Apologies

A very late, very scattered blog post for this week. My poor poor paper has taken a massive back seat to the mayhem of halloween and, of course, THIS STUPID ELECTION. I can’t wait until it’s over. Anyway, here’s my scattered post, late and rambling. Many apologies.
1) -Keywords: truth, fiction, reality-based, life-based, character based
-Themes: readers’ clinging to memoir/autobiography/non-fiction in contemporary America; possible time-frame post 9/11 America. Or, comparing/contrasting to other trends/movements in literature [surrealism/magical realism, stream of consiousness?]. Or, blurring the lines somehow between fiction and non-fiction.
-Approach: Cultural studies? dare I say, structuralist? This area is sooo cloudy.
2) Haven’t ruled out Woolf. If I chose Woolf, I’d probably work with her essays about the craft of writing. I found some dynamite quotes:
“Every secret of a writer’s soul, every experience of his life, every quality of his mind is written large in his works.”
“Fiction is like a spider’s web, attached ever so slightly perhaps, but still attached to life at all four corners. Often the attachment is scarcely perceptible.”
“If you do not tell the truth about yourself you cannot tell it about other people.”
At least me and V are somewhat on the same page. I’m still deciding between Frey’s A million Little Pieces and Capote’s In Cold Blood as my primary texts. I hope some of you who’ve read either piece can point me in one direction or the other. The other one that I don’t pick will certainly get honorable mention in my piece. Would using both as primary texts be out of the question?

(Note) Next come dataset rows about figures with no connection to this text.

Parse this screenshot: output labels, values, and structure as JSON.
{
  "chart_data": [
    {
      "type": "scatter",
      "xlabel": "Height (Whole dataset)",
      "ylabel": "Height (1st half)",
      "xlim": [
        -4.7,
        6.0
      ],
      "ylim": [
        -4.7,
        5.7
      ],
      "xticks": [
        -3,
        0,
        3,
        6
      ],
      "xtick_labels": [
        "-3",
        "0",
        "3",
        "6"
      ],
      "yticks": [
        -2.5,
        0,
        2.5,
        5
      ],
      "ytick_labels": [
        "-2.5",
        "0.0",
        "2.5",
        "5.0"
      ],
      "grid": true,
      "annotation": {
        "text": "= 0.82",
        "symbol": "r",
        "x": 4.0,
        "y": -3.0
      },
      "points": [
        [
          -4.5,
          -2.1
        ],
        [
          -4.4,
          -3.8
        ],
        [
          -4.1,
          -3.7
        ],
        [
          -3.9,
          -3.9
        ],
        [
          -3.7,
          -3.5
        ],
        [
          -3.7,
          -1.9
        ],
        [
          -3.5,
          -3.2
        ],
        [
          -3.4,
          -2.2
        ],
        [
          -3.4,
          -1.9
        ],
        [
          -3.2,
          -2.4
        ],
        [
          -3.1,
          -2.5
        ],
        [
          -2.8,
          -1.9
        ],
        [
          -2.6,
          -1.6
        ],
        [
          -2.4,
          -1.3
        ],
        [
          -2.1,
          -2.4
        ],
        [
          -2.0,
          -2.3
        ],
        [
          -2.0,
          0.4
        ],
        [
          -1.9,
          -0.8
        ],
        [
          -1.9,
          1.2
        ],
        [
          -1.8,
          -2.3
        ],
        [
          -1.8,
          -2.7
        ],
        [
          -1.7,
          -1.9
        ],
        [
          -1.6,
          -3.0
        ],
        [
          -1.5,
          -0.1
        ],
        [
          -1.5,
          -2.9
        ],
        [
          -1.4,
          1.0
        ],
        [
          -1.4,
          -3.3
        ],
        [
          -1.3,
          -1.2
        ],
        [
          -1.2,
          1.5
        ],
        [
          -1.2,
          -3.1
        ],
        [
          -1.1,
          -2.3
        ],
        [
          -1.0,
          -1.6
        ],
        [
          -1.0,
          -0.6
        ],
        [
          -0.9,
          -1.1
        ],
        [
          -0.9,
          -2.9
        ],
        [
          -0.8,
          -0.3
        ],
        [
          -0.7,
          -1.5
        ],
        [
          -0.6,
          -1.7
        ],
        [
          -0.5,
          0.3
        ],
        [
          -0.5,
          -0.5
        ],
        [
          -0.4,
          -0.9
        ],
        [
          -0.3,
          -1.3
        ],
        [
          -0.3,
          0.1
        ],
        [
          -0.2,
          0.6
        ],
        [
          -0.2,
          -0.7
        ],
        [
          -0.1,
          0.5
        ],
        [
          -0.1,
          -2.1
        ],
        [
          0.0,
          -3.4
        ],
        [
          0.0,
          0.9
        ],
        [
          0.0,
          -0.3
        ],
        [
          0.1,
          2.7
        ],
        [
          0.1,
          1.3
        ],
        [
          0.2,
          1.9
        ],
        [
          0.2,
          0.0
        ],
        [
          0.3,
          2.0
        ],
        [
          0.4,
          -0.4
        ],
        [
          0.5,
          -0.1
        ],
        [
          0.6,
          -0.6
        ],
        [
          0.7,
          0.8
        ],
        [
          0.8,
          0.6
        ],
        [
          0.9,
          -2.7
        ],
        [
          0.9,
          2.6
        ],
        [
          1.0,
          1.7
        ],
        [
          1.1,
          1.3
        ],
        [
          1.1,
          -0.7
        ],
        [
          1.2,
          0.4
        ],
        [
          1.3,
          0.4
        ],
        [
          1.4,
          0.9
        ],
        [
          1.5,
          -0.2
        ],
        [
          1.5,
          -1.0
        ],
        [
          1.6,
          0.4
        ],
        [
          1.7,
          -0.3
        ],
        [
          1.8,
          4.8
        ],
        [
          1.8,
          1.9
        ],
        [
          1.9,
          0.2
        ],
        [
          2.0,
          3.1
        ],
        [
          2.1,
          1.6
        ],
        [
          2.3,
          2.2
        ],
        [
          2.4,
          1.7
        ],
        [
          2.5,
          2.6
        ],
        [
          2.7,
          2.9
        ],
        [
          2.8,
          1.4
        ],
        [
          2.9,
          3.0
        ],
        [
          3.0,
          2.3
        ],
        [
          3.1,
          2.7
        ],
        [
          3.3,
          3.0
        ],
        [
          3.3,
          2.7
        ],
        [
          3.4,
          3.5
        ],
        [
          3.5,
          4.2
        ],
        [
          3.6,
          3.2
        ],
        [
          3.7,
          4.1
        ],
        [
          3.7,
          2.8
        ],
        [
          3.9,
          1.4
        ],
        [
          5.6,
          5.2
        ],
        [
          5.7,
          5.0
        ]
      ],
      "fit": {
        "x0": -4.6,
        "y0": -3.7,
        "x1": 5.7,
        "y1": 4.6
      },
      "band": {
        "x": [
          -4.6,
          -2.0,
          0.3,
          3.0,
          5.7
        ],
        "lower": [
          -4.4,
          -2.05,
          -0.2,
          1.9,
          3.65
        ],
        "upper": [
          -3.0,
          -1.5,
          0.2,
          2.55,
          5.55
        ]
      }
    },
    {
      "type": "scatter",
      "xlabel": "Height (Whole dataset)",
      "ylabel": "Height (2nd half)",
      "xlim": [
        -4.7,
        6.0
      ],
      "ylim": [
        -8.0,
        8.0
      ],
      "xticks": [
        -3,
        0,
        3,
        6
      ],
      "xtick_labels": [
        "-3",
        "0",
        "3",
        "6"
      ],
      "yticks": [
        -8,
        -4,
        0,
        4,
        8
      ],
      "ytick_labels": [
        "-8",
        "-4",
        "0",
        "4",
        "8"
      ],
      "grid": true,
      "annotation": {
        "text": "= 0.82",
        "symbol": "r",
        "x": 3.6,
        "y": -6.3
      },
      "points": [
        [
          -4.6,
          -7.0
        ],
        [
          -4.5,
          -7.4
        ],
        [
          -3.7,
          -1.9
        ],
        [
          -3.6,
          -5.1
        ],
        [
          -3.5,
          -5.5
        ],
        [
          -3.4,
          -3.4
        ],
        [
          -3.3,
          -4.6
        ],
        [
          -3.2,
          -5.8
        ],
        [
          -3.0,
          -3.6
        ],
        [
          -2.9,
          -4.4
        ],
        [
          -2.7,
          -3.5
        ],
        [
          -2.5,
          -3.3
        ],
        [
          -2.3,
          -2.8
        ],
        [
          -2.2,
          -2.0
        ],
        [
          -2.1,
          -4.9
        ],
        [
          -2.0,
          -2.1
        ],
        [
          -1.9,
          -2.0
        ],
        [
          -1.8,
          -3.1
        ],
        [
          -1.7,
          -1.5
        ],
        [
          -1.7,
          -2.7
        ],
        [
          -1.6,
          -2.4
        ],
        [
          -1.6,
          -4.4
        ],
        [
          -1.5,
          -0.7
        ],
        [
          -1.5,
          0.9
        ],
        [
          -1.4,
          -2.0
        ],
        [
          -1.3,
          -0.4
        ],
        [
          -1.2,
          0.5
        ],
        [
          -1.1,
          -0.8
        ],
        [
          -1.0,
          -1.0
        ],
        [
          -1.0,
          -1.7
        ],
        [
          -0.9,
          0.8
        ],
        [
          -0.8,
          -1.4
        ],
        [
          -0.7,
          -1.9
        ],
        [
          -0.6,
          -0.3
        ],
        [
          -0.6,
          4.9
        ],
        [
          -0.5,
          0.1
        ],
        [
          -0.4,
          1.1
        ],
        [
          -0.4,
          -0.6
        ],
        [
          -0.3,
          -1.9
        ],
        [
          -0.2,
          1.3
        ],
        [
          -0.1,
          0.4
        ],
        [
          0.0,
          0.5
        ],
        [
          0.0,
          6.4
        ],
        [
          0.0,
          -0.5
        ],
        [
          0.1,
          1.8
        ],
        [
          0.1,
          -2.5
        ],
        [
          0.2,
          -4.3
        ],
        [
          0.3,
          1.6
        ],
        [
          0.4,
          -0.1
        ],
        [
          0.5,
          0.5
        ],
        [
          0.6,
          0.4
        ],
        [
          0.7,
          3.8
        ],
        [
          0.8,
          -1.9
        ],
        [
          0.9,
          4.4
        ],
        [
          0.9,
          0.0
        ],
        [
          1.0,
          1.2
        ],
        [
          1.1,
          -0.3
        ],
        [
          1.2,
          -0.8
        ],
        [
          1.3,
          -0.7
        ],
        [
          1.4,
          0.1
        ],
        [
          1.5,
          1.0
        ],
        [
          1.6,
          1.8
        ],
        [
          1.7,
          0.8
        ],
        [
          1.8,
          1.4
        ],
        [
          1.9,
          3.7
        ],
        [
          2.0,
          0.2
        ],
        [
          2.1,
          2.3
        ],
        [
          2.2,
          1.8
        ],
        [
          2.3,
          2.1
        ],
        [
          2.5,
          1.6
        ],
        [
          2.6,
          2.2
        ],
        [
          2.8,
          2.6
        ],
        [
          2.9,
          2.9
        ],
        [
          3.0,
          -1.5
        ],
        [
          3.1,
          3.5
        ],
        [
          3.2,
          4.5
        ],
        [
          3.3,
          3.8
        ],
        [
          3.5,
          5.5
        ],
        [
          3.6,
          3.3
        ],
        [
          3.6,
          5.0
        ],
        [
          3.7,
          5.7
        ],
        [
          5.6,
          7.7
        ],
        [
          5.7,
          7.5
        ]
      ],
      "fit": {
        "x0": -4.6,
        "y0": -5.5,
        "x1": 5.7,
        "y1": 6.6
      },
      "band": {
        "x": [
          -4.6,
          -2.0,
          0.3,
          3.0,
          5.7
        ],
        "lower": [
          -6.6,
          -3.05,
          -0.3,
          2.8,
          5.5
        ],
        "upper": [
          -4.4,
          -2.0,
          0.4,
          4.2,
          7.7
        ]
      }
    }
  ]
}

3) Plat of attack: Yikes. I am so unprepared. I need major input. I should have wrote this blog earlier. Melt down. Ummm, I suppose figuring out what the hell I want to talk about would be a good place to start. I think Middleton is going to be scheduling a meeting with me right quick. At least I’m being honest, right? After that, I know the argument I want to make but I don’t know who, if anyone, would support me out there in the literary world. I want to argue that there is a distinct craving for non-fiction/fact based literature in contemporary America, thus the dawning of creative non-fiction, and I want to talk about how this changes the novel. How does this change the novel? Good question. That’s the next step. I’d say it leaves little room for disconnected, fractional narratives within the 21st century literary construct. What is a fractional narrative? God I’m having a Vaneeta-define-your-terms moment so hard right now. Maybe what I mean is people don’t want to read about people with perfect lives anymore. Perhaps a good starting point would be the stream of consciousness movement since it started to try and imitate the actual thoughts of real people. Yes, that’s what I’m going with for now.